De ese tinglado, de la mismidad del artista como sanador y de la mismidad del médico como curador emergen algunos entrecruzamientos entre arte y enfermedad. No hay que olvidar que un cuadro o un ballet pueden contribuir en el proceso de curación; no hay tampoco que olvidar que muchos médicos sanan a sus interlocutores por medio de las palabras y de la escucha y no por los efectos de los medicamentos.

Los griegos acuñaron el término clínica para humanizar la medicina. Clínica significa al pie de la cama. Al lado, o al pie de las palabras se inicia la cura, se reinventa el alfabeto y se da voz al alma del enfermo. El alma, fragmentada, despulida, que huye, que habita otras tierras, que busca quien la toque y la zurza es uno de los objetivos de la buena clínica.

Nunca sabremos qué es lo que sucede en la intimidad del alma y menos en los intersticios del alma enferma. No lo sabremos porque el deseo, el enamoramiento, la tristeza, el erotismo, la obsesión, la libido, el desamor y tantos otros sinsabores y sabores son tan o más etéreos que el aire. Ni la clonación ni la ingeniería genética podrán disecar el alma. La escucha es insustituible. Gracias a la escucha se abren algunas avenidas para comprender la enfermedad y se intenta entender los rincones deformados por la patología. Aunque nunca comprenderemos del todo lo que sucede en la casa del alma la mejor vía para tocarla es la buena clínica.

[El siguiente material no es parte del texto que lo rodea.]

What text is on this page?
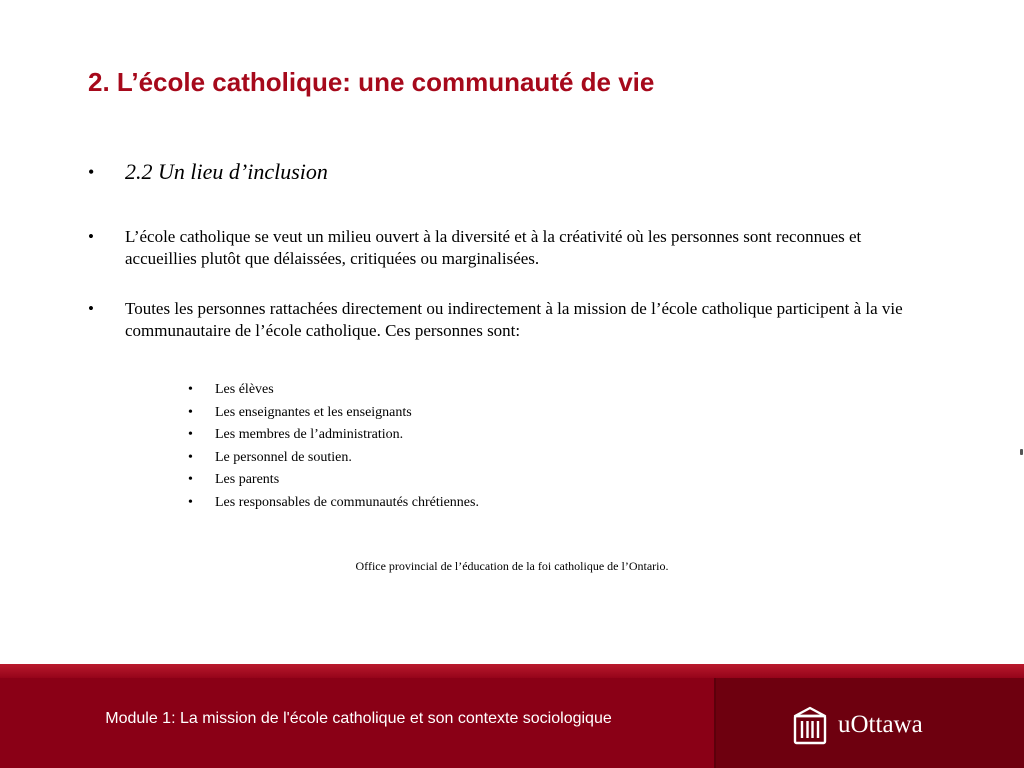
2. L’école catholique: une communauté de vie
• 2.2 Un lieu d’inclusion
• L’école catholique se veut un milieu ouvert à la diversité et à la créativité où les personnes sont reconnues et accueillies plutôt que délaissées, critiquées ou marginalisées.
• Toutes les personnes rattachées directement ou indirectement à la mission de l’école catholique participent à la vie communautaire de l’école catholique. Ces personnes sont:
• Les élèves
• Les enseignantes et les enseignants
• Les membres de l’administration.
• Le personnel de soutien.
• Les parents
• Les responsables de communautés chrétiennes.
Office provincial de l’éducation de la foi catholique de l’Ontario.
Module 1: La mission de l'école catholique et son contexte sociologique	uOttawa
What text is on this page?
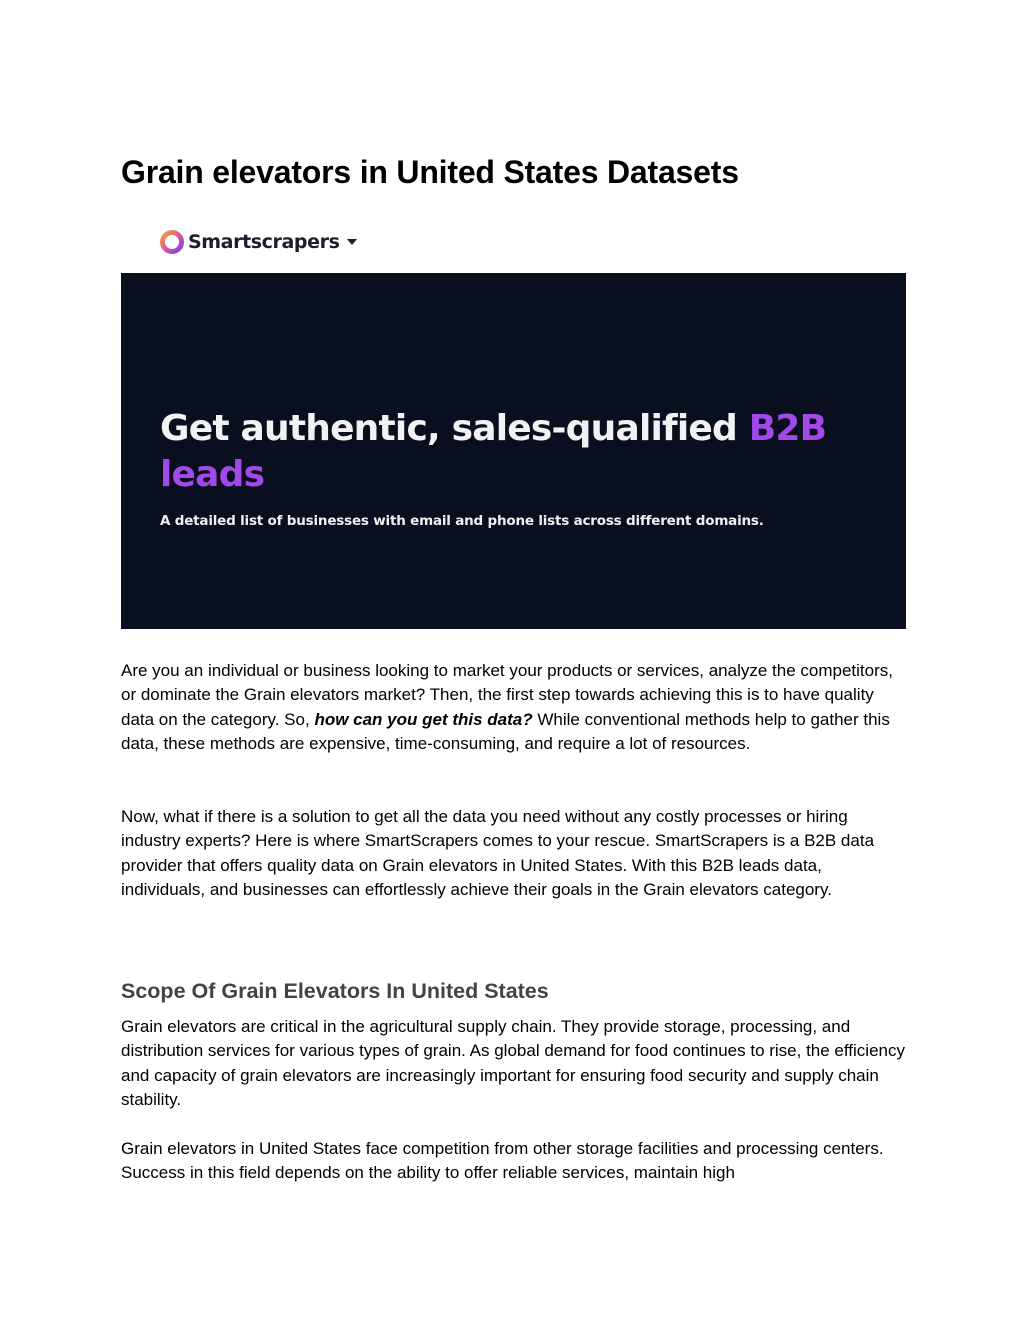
Grain elevators in United States Datasets
Smartscrapers

Get authentic, sales-qualified B2B leads

A detailed list of businesses with email and phone lists across different domains.

Are you an individual or business looking to market your products or services, analyze the competitors, or dominate the Grain elevators market? Then, the first step towards achieving this is to have quality data on the category. So, how can you get this data? While conventional methods help to gather this data, these methods are expensive, time-consuming, and require a lot of resources.

Now, what if there is a solution to get all the data you need without any costly processes or hiring industry experts? Here is where SmartScrapers comes to your rescue. SmartScrapers is a B2B data provider that offers quality data on Grain elevators in United States. With this B2B leads data, individuals, and businesses can effortlessly achieve their goals in the Grain elevators category.

Scope Of Grain Elevators In United States

Grain elevators are critical in the agricultural supply chain. They provide storage, processing, and distribution services for various types of grain. As global demand for food continues to rise, the efficiency and capacity of grain elevators are increasingly important for ensuring food security and supply chain stability.

Grain elevators in United States face competition from other storage facilities and processing centers. Success in this field depends on the ability to offer reliable services, maintain high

Acercar el dolor y arroparlo por medio de la literatura, escuchar las voces de los enfermos y explicarlas gracias a la filosofía son fragmentos esenciales de la clínica. Esa esencia se enriquece gracias al arte. Esa esencia se nutre de las palabras de los enfermos y se comprende mejor cuando la escritura, la pintura o el ballet se transforman en parte del corpus clínico.

(Parte de las reflexiones de este texto provienen del libro Breve diccionario clínico del alma, de Jesús Ramírez-Bermúdez. Editorial Debate, 2010. Su lectura gratifica y enriquece.)